Operation Timimoun began on November 21 and continued until December 8, 1955. The 3rd RPC left the Timimoun region on December 22. During the operation, four helicopters crashed into the dunes.

== Battle Outcome ==
The Battle of Timimoun and the events that preceded it (desertion of Hassi-Sakka and ambush of Tasselgha) allowed the FLN to undermine the plans of the OCRS by threatening French oil activity and to demonstrate the strategic and political importance that it had for the Sahara.
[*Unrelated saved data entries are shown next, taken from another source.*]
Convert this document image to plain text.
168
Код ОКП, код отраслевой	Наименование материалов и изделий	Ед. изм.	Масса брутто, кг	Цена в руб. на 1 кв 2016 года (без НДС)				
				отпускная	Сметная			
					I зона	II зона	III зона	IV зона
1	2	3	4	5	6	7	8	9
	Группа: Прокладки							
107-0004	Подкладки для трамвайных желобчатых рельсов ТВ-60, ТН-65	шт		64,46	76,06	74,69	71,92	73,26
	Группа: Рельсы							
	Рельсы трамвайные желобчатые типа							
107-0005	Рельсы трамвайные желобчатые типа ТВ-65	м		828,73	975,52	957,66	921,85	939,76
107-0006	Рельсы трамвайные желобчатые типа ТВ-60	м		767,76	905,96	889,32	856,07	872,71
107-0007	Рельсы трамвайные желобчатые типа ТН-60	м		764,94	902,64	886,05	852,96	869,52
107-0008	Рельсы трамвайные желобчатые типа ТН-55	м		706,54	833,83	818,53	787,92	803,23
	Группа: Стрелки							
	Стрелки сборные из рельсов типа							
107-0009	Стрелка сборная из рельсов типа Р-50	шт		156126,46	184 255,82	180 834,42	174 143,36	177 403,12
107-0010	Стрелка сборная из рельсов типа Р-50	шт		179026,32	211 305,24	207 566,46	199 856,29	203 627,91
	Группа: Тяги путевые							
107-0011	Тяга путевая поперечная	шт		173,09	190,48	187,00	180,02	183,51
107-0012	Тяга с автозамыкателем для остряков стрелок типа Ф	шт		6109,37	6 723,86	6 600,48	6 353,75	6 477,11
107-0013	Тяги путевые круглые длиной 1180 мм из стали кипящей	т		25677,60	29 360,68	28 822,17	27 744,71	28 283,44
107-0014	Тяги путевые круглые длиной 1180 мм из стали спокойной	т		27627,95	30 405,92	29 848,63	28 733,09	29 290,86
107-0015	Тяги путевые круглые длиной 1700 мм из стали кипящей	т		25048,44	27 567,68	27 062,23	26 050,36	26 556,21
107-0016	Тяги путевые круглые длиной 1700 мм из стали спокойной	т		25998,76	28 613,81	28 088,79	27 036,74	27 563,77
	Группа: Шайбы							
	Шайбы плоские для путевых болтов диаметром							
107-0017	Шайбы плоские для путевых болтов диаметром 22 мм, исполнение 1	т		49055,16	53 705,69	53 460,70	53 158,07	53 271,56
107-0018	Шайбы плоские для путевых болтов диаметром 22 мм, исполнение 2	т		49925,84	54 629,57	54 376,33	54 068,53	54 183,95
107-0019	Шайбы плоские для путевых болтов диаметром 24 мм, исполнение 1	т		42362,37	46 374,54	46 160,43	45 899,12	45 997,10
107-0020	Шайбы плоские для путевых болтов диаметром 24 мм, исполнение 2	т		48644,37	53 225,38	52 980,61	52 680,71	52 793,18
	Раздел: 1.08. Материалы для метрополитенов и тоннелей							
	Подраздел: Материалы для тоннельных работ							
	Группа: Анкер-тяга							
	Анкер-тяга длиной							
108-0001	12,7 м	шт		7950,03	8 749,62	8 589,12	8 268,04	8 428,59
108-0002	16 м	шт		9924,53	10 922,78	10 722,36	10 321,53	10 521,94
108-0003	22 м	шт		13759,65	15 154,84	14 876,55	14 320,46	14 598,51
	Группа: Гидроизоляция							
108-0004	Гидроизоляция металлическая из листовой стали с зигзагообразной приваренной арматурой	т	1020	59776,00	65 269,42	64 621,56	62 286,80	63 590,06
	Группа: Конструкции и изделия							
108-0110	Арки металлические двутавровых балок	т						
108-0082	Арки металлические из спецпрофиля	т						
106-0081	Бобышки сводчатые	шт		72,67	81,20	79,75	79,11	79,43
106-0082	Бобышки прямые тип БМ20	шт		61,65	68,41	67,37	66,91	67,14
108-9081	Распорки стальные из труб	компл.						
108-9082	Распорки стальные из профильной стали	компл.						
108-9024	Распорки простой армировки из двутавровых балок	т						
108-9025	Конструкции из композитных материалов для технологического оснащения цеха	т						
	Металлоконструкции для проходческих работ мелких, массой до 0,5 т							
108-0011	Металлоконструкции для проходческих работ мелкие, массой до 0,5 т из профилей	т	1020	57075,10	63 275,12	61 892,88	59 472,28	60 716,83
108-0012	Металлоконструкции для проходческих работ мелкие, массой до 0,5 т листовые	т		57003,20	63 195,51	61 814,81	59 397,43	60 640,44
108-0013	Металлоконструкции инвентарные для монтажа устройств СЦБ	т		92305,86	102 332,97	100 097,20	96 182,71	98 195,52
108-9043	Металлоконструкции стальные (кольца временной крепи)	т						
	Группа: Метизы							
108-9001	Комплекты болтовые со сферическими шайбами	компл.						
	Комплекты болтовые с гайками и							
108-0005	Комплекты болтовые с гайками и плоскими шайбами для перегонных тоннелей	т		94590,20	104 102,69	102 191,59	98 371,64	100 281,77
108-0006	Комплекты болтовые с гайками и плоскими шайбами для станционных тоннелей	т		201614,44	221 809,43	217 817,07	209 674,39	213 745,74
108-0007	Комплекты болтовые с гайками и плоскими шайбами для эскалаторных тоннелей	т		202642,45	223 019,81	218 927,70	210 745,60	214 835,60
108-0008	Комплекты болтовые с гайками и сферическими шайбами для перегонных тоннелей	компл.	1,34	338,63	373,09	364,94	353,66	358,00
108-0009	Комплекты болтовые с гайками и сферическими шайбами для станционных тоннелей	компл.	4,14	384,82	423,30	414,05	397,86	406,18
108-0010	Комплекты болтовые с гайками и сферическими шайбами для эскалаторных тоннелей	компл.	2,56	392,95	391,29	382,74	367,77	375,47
Operation Timimoun cannot be considered a French victory, given the considerable resources mobilized: 1,750 paratroopers and legionnaires benefiting from the use of planes and helicopters as well as media propaganda against an adversary (the ALN) with infinitely weaker resources (150-200 mujahideen not all armed and 225 camels) and given the poor results obtained in relation to the objectives that were set: the location of deserting camel riders and other ALN elements (they will be located a week after the arrival of Bigeard despite the land and air operations started since mid-October), the elimination of the latter (which was partial, some of the fighters and Commander Ferhat succeeded in breaking the encirclement and establishing contact with the ALN in the region of Figuig) and the creation of a psychological shock (which was a failure, the fighting continued in the region of Timimoun and the attachment of the population already acquired to the FLN remained intact).